Beberapa hari kemudian setelah peristiwa tersebut, seperti yang diberitakan di Pamekasan seorang perempuan nekat membakar diri. Perempuan tersebut bunuh diri setelah mengetahui suaminya melakukan selingkuh.
Perilaku seoarang ibu yang membunuh anaknya tentu akan mengundang pertanyaan besar dan sebagian besar masyarakat bahkan dengan serta merta menyalahkannya, karena tega membunuh darah dagingnya sendiri, membunuh anak-anak kecil yang tidak berdosa.
Dom Camara dalam bukunya yang berjudul “Spiral Kekerasan” mengatakan, sudah umum diketahui bahwa kemiskinan membunuh secara sama pastinya dengan perang yang paling brutal. Namun kemiskinan lebih dari sekedar membunuh; ia menyebabkan kerusakan fisik, kerusakan psikologis (terdapat banyak kasus subnormalitas mental akibat kelaparan), dan kerusakan moral (mereka yang dalam situasi perbudakan, sesuatu yang tidak tampak tetapi sungguh nyata, hidup tanpa kepastian akan masa depan dan harapan sehingga jatuh ke dalam fatalisme dan merosot ke dalam mental pengemis).
Kemiskinan bangsa yang diawali oleh krisis ekonomi dan menyebar diikuti dengan krisis multidimensi mengakibatkan psikologis rakyat tertekan. Di saat rakyat mengalami kesulitan untuk sekedar memenuhi kebutuhan hidup, akses pendidikan semakin sulit. sedangkan sistem hukum dan pemerintahanan semakin kacau dan tidak bisa dijadikan sandaran. Maka, pada sistuasi tersebut jiwa masyarakat sangat rentan dan merasa bahwa dunia telah menyangkalnya, bahwa dunia membencinya dengan cara yang amat keji.

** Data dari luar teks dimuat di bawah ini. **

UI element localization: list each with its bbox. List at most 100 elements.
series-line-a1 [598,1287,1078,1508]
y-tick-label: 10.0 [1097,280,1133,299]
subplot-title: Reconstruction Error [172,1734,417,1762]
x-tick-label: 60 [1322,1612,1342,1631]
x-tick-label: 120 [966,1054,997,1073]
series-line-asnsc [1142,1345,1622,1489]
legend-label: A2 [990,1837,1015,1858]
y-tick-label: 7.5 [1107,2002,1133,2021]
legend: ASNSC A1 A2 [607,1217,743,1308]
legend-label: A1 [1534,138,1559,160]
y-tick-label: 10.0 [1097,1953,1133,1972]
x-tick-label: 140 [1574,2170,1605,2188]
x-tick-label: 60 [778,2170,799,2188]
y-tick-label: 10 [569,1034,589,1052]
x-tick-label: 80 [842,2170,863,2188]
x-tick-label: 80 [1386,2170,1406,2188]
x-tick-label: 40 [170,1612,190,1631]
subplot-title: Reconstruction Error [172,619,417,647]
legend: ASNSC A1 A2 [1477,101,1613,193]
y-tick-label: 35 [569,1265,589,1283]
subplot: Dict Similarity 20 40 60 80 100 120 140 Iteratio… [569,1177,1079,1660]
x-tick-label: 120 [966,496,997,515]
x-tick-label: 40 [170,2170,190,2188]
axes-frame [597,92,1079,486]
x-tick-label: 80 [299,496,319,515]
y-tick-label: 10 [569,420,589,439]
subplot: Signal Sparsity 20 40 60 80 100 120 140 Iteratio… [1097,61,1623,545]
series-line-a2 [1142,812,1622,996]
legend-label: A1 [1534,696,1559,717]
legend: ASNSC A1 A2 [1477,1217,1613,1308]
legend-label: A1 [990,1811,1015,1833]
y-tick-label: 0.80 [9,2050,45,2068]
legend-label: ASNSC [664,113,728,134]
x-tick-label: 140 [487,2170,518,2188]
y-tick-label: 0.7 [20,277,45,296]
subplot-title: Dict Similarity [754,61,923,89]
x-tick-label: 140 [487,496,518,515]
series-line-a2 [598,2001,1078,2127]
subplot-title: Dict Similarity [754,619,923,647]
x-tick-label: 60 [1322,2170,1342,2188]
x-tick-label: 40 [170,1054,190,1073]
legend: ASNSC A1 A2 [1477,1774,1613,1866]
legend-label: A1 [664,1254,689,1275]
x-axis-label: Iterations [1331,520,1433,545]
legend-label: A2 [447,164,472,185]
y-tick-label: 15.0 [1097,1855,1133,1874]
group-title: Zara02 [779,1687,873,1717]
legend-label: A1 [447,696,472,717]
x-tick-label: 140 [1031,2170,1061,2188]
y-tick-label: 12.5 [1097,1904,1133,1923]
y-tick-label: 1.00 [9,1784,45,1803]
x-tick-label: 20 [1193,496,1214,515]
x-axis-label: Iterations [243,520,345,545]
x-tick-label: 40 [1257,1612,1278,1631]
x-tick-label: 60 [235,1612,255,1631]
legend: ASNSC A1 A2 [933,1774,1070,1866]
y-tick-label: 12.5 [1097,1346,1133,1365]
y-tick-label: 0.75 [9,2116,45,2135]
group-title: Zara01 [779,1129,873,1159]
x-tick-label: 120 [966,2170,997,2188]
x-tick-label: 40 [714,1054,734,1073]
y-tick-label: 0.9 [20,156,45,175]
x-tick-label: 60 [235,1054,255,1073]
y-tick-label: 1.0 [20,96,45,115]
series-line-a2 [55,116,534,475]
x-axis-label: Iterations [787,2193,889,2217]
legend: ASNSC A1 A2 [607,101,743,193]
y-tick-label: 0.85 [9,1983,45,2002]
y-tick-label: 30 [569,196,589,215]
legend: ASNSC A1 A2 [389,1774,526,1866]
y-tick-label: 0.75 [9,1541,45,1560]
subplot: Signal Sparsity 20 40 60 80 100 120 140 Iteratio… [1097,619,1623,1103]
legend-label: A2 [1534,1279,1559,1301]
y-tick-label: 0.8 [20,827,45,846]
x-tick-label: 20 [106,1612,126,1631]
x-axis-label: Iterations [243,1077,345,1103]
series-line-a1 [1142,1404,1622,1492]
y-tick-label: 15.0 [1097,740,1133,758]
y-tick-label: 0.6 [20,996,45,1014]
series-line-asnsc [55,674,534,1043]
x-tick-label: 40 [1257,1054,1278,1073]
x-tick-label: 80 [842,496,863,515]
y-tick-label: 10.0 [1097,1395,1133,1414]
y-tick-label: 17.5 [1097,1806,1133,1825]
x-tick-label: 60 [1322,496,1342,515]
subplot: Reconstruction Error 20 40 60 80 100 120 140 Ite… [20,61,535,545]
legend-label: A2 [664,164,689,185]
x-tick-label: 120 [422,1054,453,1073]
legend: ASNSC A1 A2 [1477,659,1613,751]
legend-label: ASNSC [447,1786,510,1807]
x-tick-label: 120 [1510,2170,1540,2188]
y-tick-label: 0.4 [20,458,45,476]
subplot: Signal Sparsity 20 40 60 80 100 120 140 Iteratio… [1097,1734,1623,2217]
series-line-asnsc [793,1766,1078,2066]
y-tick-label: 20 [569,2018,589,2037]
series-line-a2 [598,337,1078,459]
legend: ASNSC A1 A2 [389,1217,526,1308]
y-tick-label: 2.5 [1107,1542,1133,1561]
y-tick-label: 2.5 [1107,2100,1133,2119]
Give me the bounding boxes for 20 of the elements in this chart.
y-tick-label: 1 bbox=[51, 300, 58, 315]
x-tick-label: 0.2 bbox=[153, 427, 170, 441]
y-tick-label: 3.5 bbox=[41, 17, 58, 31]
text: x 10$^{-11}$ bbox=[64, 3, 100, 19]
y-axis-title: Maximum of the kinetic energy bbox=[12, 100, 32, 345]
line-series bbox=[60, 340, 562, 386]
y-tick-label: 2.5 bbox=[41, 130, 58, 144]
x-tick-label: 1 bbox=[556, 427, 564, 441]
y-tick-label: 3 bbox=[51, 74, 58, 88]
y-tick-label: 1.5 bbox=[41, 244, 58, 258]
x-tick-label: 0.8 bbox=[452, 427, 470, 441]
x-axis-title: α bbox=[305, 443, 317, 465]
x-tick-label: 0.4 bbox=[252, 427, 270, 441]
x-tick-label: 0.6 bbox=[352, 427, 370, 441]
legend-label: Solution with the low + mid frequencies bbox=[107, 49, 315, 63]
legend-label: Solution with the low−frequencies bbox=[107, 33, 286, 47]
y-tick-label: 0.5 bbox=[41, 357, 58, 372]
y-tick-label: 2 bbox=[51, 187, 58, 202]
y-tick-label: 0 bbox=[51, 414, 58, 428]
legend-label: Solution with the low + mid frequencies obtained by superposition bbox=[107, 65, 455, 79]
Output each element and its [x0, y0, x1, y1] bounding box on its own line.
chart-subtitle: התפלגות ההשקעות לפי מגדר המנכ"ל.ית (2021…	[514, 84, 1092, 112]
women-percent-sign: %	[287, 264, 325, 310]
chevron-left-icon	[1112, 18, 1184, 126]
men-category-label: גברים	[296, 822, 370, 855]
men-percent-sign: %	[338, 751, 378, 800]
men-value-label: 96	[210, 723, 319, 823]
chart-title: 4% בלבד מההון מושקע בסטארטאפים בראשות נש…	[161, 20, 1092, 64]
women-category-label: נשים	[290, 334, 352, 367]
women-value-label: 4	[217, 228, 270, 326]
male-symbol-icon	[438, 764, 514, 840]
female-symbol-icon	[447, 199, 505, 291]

Seorang perempuan yang mendapati suaminya selingkuh akan melakukan aksi-aksi fatal yang mengancam hidupnya, karena ia tidak memiliki ‘capital’ yang membuatnya tidak akan pernah sanggup menghadapi persaingan. Seorang perempuan Indonesia yang secara kultur feudal patriarki mengalami diskriminasi untuk mendapatkan akses informasi, keahlian dan pendidikan yang maju dan menghasilkan, tentu akan kelabakan ketika mendapati relasinya yang selama ini menjadi arena pengabdian diri secara total telah menghianati komitmen. Sehingga perasaan tidak memiliki apapun di dunia segera menjadi momok yang menakutkan. Apa yang akan perempuan lakukan jika ia merasa tidak siap menghadapi dunia sesungguhnya seandainya perpisahan dengan suaminya, yang selama ini tidak ia duga menjadi kenyataan, padahal secara nyata ia telah tergantung sepenuhnya pada suaminya.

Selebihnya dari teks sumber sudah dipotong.